Usually, doctors seek for the presence of bacteria in sperm as an indicator of infection, deemed abnormal. The prevalence of this “bacteriospermia” greatly varies among published studies, from 6 to 68% of infertile males, depending on the techniques of isolation and analysis. So does the composition of the microbiome. Indeed, studies using next-generation sequencing methods, also known as the 16S metabarcoding technique, described Lactobacillus and Prevotella as dominant bacterial generaspecies. Other studies, using culture-based methods to isolate bacteria found mostly Escherichia, Staphylococcus, Streptococcus and Enterococcus. Using PCR techniques, others identified Ureaplasma, Chlamydia trachomatis and Mycoplasma. Hard to find out… but quite logical that culture-based analyses reveal more aerobic species than NGS, or that PCR identify poorly abundant but pre-specified anaerobic pathogens.
So, apart from infection from the outside that could contaminate the semen, where does those microbes come from? And, could “dysbiosis”, or imbalanced semen microbiome, explain disorders such as infertility? The proximity between urine and semen microbiomes suggest that both are fueled by organs located upstream the common ureteral pipe: seminal vesicle, prostate and/or testis. The authors of one review pointed out the low number of case-control studies able to compare fertile and infertile men (1). With NGS, this comparison brought no huge difference as regards to the semen microbiome. However, the presence of Lactobacillus or Pseudomonas was associated with a good sperm quality, conversely to Prevotella (1,2).

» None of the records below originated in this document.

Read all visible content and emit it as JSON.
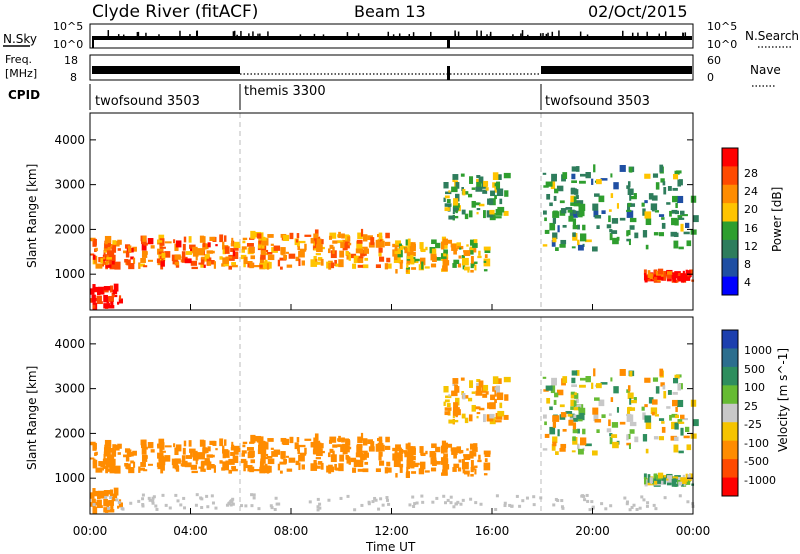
{
  "header": {
    "station": "Clyde River (fitACF)",
    "beam": "Beam 13",
    "date": "02/Oct/2015"
  },
  "nsky_panel": {
    "left_label": "N.Sky",
    "right_label": "N.Search",
    "left_ticks": [
      "10^5",
      "10^0"
    ],
    "right_ticks": [
      "10^5",
      "10^0"
    ]
  },
  "freq_panel": {
    "left_label_1": "Freq.",
    "left_label_2": "[MHz]",
    "right_label": "Nave",
    "left_ticks": [
      "18",
      "8"
    ],
    "right_ticks": [
      "60",
      "0"
    ]
  },
  "cpid": {
    "label": "CPID",
    "segments": [
      {
        "name": "twofsound 3503",
        "start_hour": 0
      },
      {
        "name": "themis 3300",
        "start_hour": 6
      },
      {
        "name": "twofsound 3503",
        "start_hour": 18
      }
    ]
  },
  "power_panel": {
    "ylabel": "Slant Range [km]",
    "yticks": [
      "4000",
      "3000",
      "2000",
      "1000"
    ],
    "colorbar_label": "Power [dB]",
    "colorbar_ticks": [
      "28",
      "24",
      "20",
      "16",
      "12",
      "8",
      "4"
    ],
    "colorbar_colors": [
      "#ff0000",
      "#ff4a00",
      "#ff8c00",
      "#ffc400",
      "#2e9e2e",
      "#2e7d5c",
      "#1f4fa3",
      "#0000ff"
    ]
  },
  "velocity_panel": {
    "ylabel": "Slant Range [km]",
    "yticks": [
      "4000",
      "3000",
      "2000",
      "1000"
    ],
    "colorbar_label": "Velocity [m s^-1]",
    "colorbar_ticks": [
      "1000",
      "500",
      "100",
      "25",
      "-25",
      "-100",
      "-500",
      "-1000"
    ],
    "colorbar_colors": [
      "#1c3fae",
      "#2c6e8e",
      "#2e8e5e",
      "#66bb33",
      "#c8c8c8",
      "#f5c400",
      "#ff8c00",
      "#ff4a00",
      "#ff0000"
    ],
    "ground_scatter_color": "#c0c0c0"
  },
  "x_axis": {
    "label": "Time UT",
    "ticks": [
      "00:00",
      "04:00",
      "08:00",
      "12:00",
      "16:00",
      "20:00",
      "00:00"
    ]
  },
  "chart_data": {
    "type": "heatmap",
    "title": "Clyde River (fitACF) Beam 13 02/Oct/2015",
    "xlabel": "Time UT",
    "ylabel": "Slant Range [km]",
    "xlim_hours": [
      0,
      24
    ],
    "ylim_km": [
      200,
      4600
    ],
    "mode_changes_hours": [
      6,
      18
    ],
    "echo_regions": [
      {
        "t0": 0.0,
        "t1": 1.2,
        "r0": 200,
        "r1": 650,
        "power_db": 30,
        "velocity": -300
      },
      {
        "t0": 0.0,
        "t1": 5.8,
        "r0": 1100,
        "r1": 1750,
        "power_db": 24,
        "velocity": -250
      },
      {
        "t0": 6.0,
        "t1": 11.8,
        "r0": 1100,
        "r1": 1850,
        "power_db": 22,
        "velocity": -300
      },
      {
        "t0": 12.0,
        "t1": 15.8,
        "r0": 1000,
        "r1": 1700,
        "power_db": 18,
        "velocity": -250
      },
      {
        "t0": 14.0,
        "t1": 16.5,
        "r0": 2200,
        "r1": 3200,
        "power_db": 14,
        "velocity": -150
      },
      {
        "t0": 18.0,
        "t1": 24.0,
        "r0": 1500,
        "r1": 3300,
        "power_db": 12,
        "velocity": 0
      },
      {
        "t0": 22.0,
        "t1": 24.0,
        "r0": 800,
        "r1": 1000,
        "power_db": 28,
        "velocity": 50
      }
    ]
  }
}
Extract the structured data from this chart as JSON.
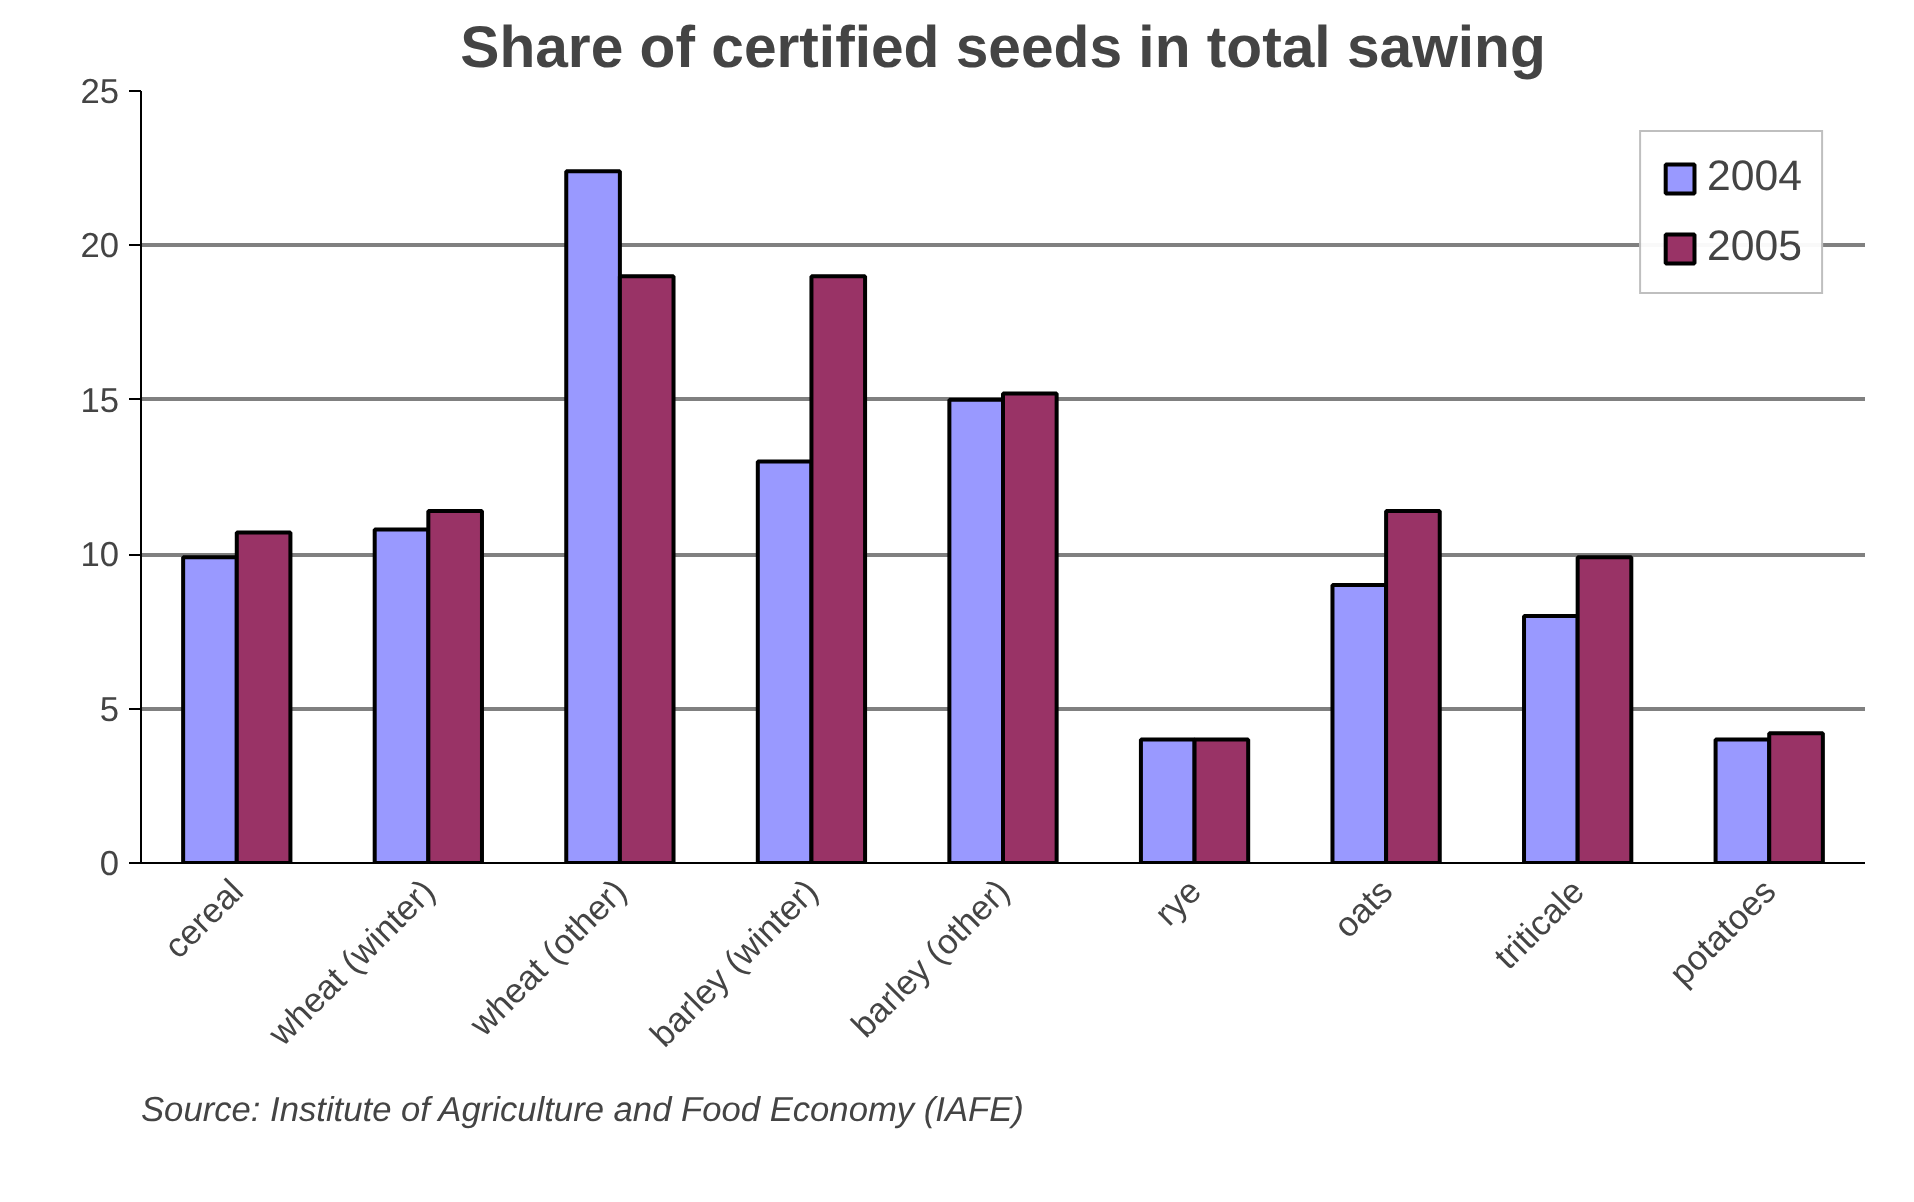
{
  "chart_data": {
    "type": "bar",
    "title": "Share of certified seeds in total sawing",
    "categories": [
      "cereal",
      "wheat (winter)",
      "wheat (other)",
      "barley (winter)",
      "barley (other)",
      "rye",
      "oats",
      "triticale",
      "potatoes"
    ],
    "series": [
      {
        "name": "2004",
        "color": "#9999ff",
        "values": [
          9.9,
          10.8,
          22.4,
          13.0,
          15.0,
          4.0,
          9.0,
          8.0,
          4.0
        ]
      },
      {
        "name": "2005",
        "color": "#993366",
        "values": [
          10.7,
          11.4,
          19.0,
          19.0,
          15.2,
          4.0,
          11.4,
          9.9,
          4.2
        ]
      }
    ],
    "ylim": [
      0,
      25
    ],
    "yticks": [
      0,
      5,
      10,
      15,
      20,
      25
    ],
    "grid": "y",
    "legend": "top right",
    "annotations": [
      "Source: Institute of Agriculture and Food Economy (IAFE)"
    ]
  }
}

In addition, the meta-analysis of data from culture- or PCR_based analyses showed that the sperm of infertile men was about twice more likely to contain Ureaplasma urealyticum than that of fertile ones. Bacteriospermia was also associated with a reduced mean concentration and motility of spermatozoa, with a high DNA fragmentation index and protamine deficiency, which are indicators of poor quality of sperm.
Even if those data argue for a causative role, the mechanisms that would link bacteria and fertility (or infertility) are still to be elucidated. These systematic reviews ultimately underline more questions than answers. Should bacteriospermia be considered deleterious, or does a rich and diverse semen microbiota indicate a healthy environment helpful to control acute infections? Does the semen microbiome vary throughout life, from childhood to old age, through puberty and the adult sexually active period? Does it differ around the world, according to geography, ethnic groups or lifestyle? Is there a relationship between urine, gut and semen microbiomes of an individual, and vaginal microbiome of her partner? The research has only just begun, and the field to be cleared is immense…
1. Farahani L, Tharakan T, Yap T, Ramsay JW, Jayasena CN, Minhas S. The semen microbiome and its impact on sperm function and male fertility: A systematic review and meta-analysis. Andrology. janv 2021;9(1):115‑44.
2. Venneri MA, Franceschini E, Sciarra F, Rosato E, D’Ettorre G, Lenzi A. Human genital tracts microbiota: dysbiosis crucial for infertility. J Endocrinol Invest. juin 2022;45(6):1151‑60.